SSRIs et NSAIDs : risque accru de saignements gastro-intestinaux et prévention
Morgan DUFRESNE 7 janvier 2026 0 Commentaires

Prendre un antidépresseur et un anti-inflammatoire en même temps peut sembler inoffensif. Beaucoup de gens le font : une personne souffrant de dépression et d’arthrite, par exemple, prend un SSRI comme la sertraline et un NSAID comme l’ibuprofène pour soulager la douleur. Mais ce mélange, courant et souvent prescrit sans précaution, augmente de 75 % le risque de saignement gastro-intestinal grave - un risque bien plus élevé que ce que la plupart des patients et même certains médecins imaginent.

Comment deux médicaments courants deviennent dangereux ensemble

Les SSRIs (inhibiteurs sélectifs du recaptage de la sérotonine) agissent sur le cerveau pour améliorer l’humeur. Mais ils agissent aussi sur les plaquettes sanguines. En bloquant le recaptage de la sérotonine, ils réduisent la quantité disponible dans les plaquettes, ce qui affaiblit leur capacité à former un bouchon pour arrêter un saignement. C’est comme si vos plaquettes perdaient leur outil de base pour réparer une coupure interne.

Les NSAIDs (anti-inflammatoires non stéroïdiens), comme le naproxène, le diclofénac ou l’ibuprofène, endommagent directement la muqueuse de l’estomac. Ils bloquent une enzyme appelée COX-1, qui produit des prostaglandines - des molécules qui protègent l’estomac en stimulant la production de mucus et en maintenant un bon flux sanguin dans la paroi gastrique. Sans elles, la muqueuse devient vulnérable, comme un mur sans enduit.

Ensemble, les deux effets se renforcent. Le SSRI empêche la plaquette de se coller au site de la lésion, et le NSAID crée la lésion en premier lieu. Résultat : un saignement qui commence facilement et qui ne s’arrête pas bien. Ce n’est pas une simple addition de risques - c’est une multiplication. Un patient prenant les deux médicaments a un risque 1,75 fois plus élevé de saignement gastro-intestinal que quelqu’un qui n’en prend qu’un seul.

Quels SSRIs et quels NSAIDs sont les plus risqués ?

Tous les SSRIs ne sont pas identiques en termes de risque, mais la différence est faible. La fluoxétine, la sertraline, le citalopram et l’escitalopram ont tous un effet similaire sur les plaquettes.
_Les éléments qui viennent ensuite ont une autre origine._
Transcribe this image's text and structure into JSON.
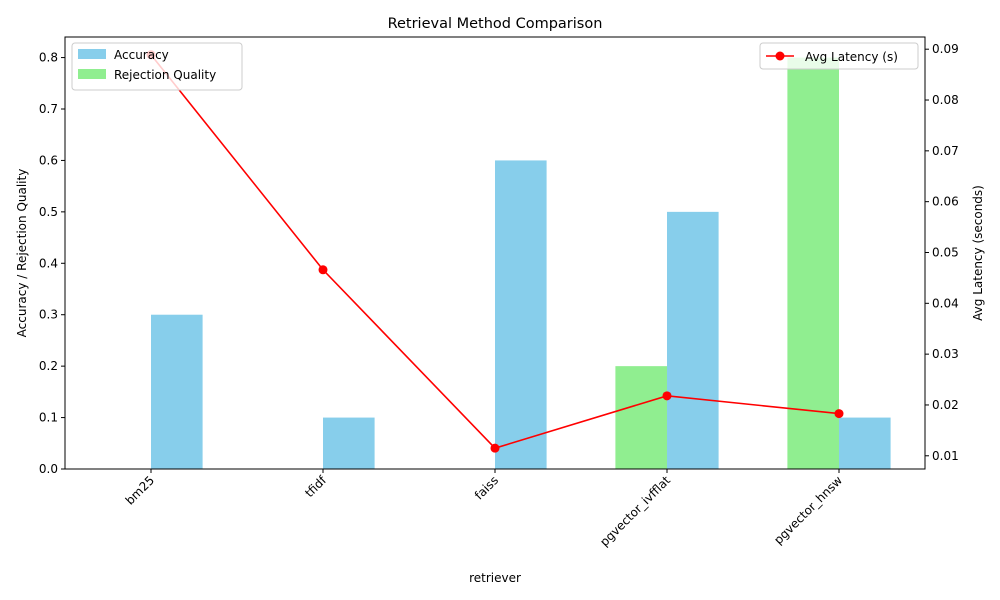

Certains études suggèrent que l’escitalopram pourrait être légèrement moins risqué que le fluvoxamine ou le paroxétine, mais les données ne sont pas assez solides pour recommander un SSRI plutôt qu’un autre uniquement pour réduire ce risque.

Côté NSAIDs, la différence est nette. L’ibuprofène est le moins dangereux parmi les NSAIDs non sélectifs. Le naproxène et le diclofénac sont bien plus agressifs pour l’estomac. Le ketorolac ou le piroxicam sont à éviter absolument en combinaison avec un SSRI.

Le celecoxib, un NSAID sélectif (COX-2), présente un risque beaucoup plus faible - presque proche de celui d’un placebo. Son rapport de risque est de 1,16, contre 2 à 4 pour les NSAIDs classiques. C’est la meilleure alternative si vous devez absolument prendre un anti-inflammatoire tout en restant sous SSRI.

Qui est le plus à risque ?

Le risque relatif augmente de 75 % pour tout le monde, mais le risque absolu varie énormément selon les personnes. Voici les profils à risque élevé :

  • Personnes de plus de 65 ans
  • Patients ayant déjà eu un ulcère ou un saignement gastrique
  • Personnes prenant déjà un anticoagulant (comme la warfarine ou les AVK) ou de l’aspirine à faible dose
  • Patients infectés par Helicobacter pylori (une bactérie qui affaiblit la muqueuse gastrique)
  • Celui ou celle qui prend ces médicaments depuis plus de 3 mois

Un patient de 70 ans, ayant eu un ulcère il y a 5 ans, qui prend de la sertraline et du naproxène depuis 6 mois a un risque de saignement 10 à 15 fois plus élevé qu’un jeune adulte en bonne santé. Ce n’est pas une hypothèse : c’est ce que montrent les données des études cliniques.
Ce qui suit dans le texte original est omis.